Demokratische Defizite

Populisten verdanken ihren Erfolg in den westlichen Demokratien nicht zuletzt einer tiefgreifenden Machtverschiebung von den gewählten Parlamenten hin zu den Regierungen mit dem dahinter stehenden Apparat von Bürokraten und Sachverständigen.

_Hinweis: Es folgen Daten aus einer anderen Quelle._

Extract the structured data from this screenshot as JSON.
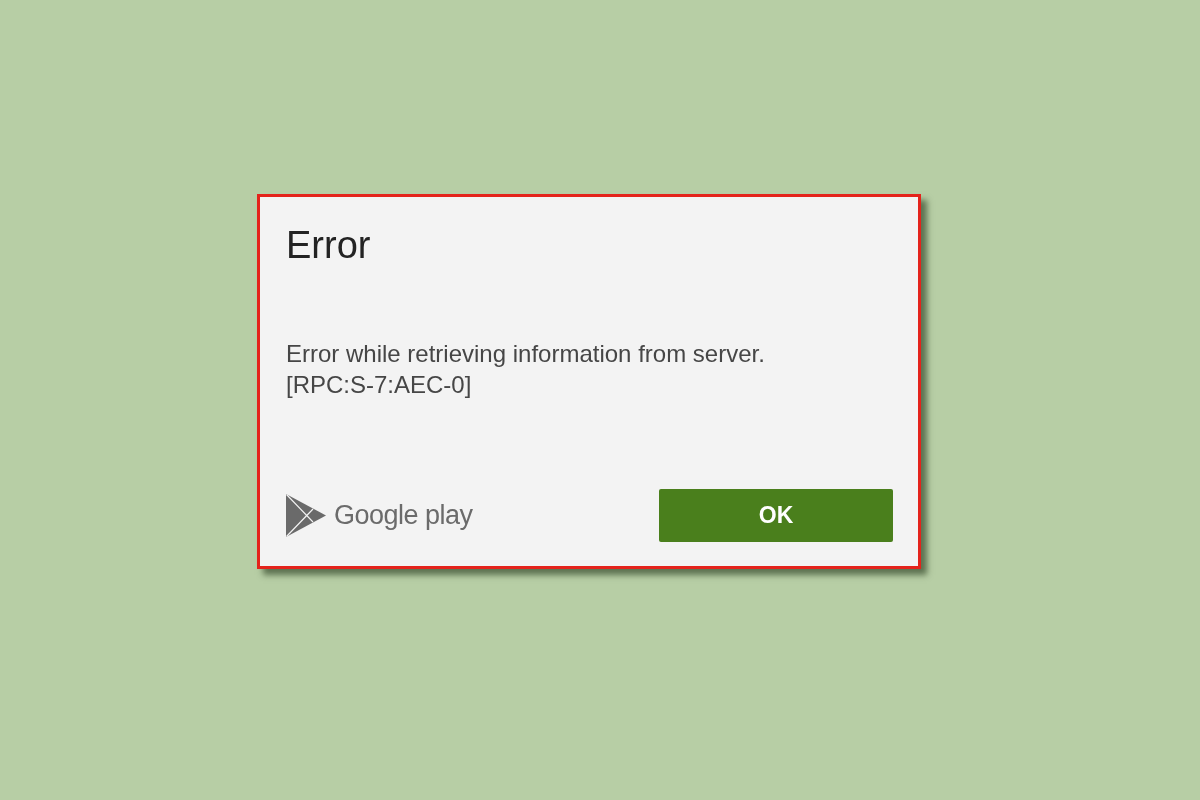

Wichtige Entscheidungen werden nicht mehr auf der Basis von Mehrheiten in den Parlamenten getroffen, sondern die Demokratie ist zu einem System mutiert, in dem Eliten und Bürokraten mehr Kontrolle  und Macht ausüben als die Wähler und deren Vertreter in den Parlamenten.

„Wir werden regiert, ohne dass man mit dem Finger auf Verantwortliche zeigen könnte, die das bewerkstelligen“, schreibt Ralf Dahrendorf. „Die Diffusion der Macht reicht vom Globalen bis zum Lokalen. Das bedeutet, dass vielerorts  institutionelle Lücken entstanden sind, Räume, für die wir keine demokratischen Einrichtungen haben. Das sind Orte, an denen der Bazillus des Populismus gedeiht.“

Überall hat die Exekutive Wege gefunden, um parlamentarische Hürden zu umgehen oder zu vermeiden. Verbunden ist  dies häufig mit einem direkten Appell der Regierungen an „das Volk“, meist in Gestalt von Fernsehzuschauern. 
Aber auch die großen politischen Parteien sind an dieser Machtverschiebung nicht unschuldig. Diese erleichterte es ihnen, offensichtliche Wünsche und Sorgen der Wähler zu ignorieren oder sich über diese hinwegzusetzen.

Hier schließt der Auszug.